HSJ’s roundup of a busy day in health policy

A bad day for NHS finances

The hotly awaited “month 9” figures from NHS Improvement were released on Friday afternoon, confirming that (as is now traditional for NHS finances) things are looking much worse than the last time we checked.

The report showed that by the end of December NHS providers were on course for a £2.8bn deficit in 2015-16, compared with the £2.2bn deficit the sector was forecasting at 30 September.

Either of those numbers would be unhappy news for the Department of Health, which, it is understood, needs the deficit to come down to £1.8bn to avoid blowing its own budget.

However, as HSJ readers know, NHS Improvement has been busy since the end of December encouraging providers to try every last trick possible to improve their 2015-16 bottom lines, ranging from further delays to capital expenditure to exotic manoeuvres known as “shaking the balance sheet”.

The month 9 figures also show the initial fruits of this exercise, revealing that in response to NHSI’s January letter writing efforts, providers have come up with further improvements worth £452m-£579m.

On which basis, NHSI is currently forecasting a deficit of £2.37bn for the sector, which might become £2.2bn.
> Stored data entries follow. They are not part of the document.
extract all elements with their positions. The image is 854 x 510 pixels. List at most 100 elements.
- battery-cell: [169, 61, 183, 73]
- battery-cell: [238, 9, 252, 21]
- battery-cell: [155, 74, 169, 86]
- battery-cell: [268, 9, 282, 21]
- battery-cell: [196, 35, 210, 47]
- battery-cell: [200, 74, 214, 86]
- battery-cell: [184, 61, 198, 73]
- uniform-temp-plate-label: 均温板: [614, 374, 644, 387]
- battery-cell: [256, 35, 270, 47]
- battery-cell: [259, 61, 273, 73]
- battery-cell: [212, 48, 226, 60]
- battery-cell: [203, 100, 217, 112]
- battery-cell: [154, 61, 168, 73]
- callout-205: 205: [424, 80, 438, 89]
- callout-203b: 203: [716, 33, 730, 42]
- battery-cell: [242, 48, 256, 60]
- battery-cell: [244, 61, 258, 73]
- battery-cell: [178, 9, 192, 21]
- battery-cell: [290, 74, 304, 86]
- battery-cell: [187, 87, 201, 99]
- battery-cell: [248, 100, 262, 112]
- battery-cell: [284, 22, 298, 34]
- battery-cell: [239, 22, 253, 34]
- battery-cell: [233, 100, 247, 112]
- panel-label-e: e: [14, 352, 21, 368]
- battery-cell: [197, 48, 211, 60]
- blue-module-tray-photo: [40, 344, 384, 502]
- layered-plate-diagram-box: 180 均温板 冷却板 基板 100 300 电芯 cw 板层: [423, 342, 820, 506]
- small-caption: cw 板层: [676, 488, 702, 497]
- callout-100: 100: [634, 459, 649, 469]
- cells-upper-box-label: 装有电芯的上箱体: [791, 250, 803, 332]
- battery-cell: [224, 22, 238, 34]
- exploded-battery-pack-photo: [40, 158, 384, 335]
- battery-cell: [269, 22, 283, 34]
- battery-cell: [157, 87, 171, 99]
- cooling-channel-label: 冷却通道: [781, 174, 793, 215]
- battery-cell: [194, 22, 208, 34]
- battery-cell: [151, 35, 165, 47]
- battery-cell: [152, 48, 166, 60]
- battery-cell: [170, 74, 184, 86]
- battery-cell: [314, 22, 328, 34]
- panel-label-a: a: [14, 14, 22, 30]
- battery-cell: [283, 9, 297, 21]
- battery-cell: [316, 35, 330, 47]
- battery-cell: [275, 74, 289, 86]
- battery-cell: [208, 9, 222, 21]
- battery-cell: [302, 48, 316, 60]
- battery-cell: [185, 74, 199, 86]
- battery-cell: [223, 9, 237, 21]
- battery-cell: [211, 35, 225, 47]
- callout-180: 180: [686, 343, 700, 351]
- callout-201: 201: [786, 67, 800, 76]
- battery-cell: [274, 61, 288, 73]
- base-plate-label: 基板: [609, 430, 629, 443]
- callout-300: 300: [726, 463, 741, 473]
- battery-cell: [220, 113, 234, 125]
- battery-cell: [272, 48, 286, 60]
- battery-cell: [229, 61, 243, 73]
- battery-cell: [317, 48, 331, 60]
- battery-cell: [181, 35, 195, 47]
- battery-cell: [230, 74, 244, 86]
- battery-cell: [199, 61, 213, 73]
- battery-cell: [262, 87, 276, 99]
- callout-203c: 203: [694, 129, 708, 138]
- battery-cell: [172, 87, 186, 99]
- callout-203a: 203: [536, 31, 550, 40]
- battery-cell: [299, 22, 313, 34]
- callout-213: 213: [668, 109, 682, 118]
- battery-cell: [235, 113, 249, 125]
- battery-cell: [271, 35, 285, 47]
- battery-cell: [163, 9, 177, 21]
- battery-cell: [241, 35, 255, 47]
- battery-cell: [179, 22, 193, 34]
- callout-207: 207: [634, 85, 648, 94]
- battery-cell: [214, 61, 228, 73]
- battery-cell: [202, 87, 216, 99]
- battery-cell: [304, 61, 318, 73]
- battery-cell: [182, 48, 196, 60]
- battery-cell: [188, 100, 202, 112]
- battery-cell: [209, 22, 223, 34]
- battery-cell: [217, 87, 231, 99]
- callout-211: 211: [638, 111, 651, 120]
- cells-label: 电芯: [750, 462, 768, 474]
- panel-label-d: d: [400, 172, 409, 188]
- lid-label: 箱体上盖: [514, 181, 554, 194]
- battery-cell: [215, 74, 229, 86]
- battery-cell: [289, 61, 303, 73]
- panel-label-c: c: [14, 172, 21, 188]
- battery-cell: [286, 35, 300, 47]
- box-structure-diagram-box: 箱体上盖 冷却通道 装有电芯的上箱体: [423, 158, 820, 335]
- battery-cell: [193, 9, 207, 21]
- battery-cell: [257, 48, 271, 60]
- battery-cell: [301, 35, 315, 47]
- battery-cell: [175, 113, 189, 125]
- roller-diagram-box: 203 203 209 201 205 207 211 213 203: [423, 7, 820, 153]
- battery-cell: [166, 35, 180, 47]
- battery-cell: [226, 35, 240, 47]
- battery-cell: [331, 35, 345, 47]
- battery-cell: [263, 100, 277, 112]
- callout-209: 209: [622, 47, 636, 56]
Which is still too high.

But don’t worry, because the regulator reckons there are still further improvements to be found in the six odd weeks before the end of the financial year.

There’s a clue as to how this might be accomplished in a report going to a joint board meeting on Thursday, which says: “We need boards and executive teams to pursue all possible and legitimate savings that can be made from reviewing balance sheets (eg: specifically reviewing areas such as accruals and bad debt provisions). As we complete the aggregate accounts for the sector we will consider whether any final national adjustments in these areas are justified.”

A bad day for NHS transparency

The explosive report into governance issues and conflict of interest concerns at Barnet CCG has implications outside of that single organisation.

The authors of the 75 page document (obtained by HSJ) spoke to senior figures at NHS England London who said in all likelihood these problems were widespread.

That it has been left to individual CCGs to decide where the line should be between commissioner and provider was always going to cause problems – as the whistleblower found out to his cost.

The concerns he had would simply have been “shrugged off” by other staff, the investigators Verita said.

It is bizarre that NHS England would clear Barnet CCG to have a greater say in commissioning primary care in October – a month after the report was delivered to them.

NHS England refused to say who has seen the report, but HSJ is aware of senior figures in the national commissioning body who haven’t and feel they should.

Other questions remain for the CCG and for NHS England:

  • How widespread is the practice of GPs receiving private “retainers” from care homes?
  • Are there too many CCGs? Barnet clearly could not perform many of the most basic accounting checks with the number of staff it had – this only became clear after a whistleblower lost their job; how many other groups are in a similar position?
  • Can it really be possible that a manager sending an email with the subject line “raising a conflict of interest affecting commissioning decisions” was not recognised as whistleblowing?

But GPs finally have a new contract

National talks between NHS England and the British Medical Association on next year’s core national GP contract have finally concluded.

The doctors’ union has said the general medical services contract settlement for 2016-17 represents “limited changes” to practices’ care and funding terms.

But it is awaiting what the trailed “GP roadmap” support package will bring in coming weeks before deciding whether to canvas its members over potential industrial action against an increase in workload pressures.

Next year’s deal will see an additional £220m, from which practices will be entitled to a 1 per cent uplift in the budget set aside for GPs’ pay.

The contract will also mean practices are required to record the number of instances where a practice pays a locum doctor more than an indicative maximum rate, as set out by NHS England.

Practices will also be required to record data on the availability of evening and weekend opening for routine appointments until 2020-21.

The full package will include new support with new approaches to indemnity cover, changes to extended opening hours arrangements and funding for more staff, according to Simon Stevens.

Next year’s contract will also see GP practices having to record the number of instances where a practice pays a locum doctor more than an indicative maximum rate, as set out by NHS England. It has not said what this maximum rate is.

NHS Employers and the BMA have agreed to explore ending the quality and outcomes framework voluntary incentive scheme during talks for the 2017-18 contract.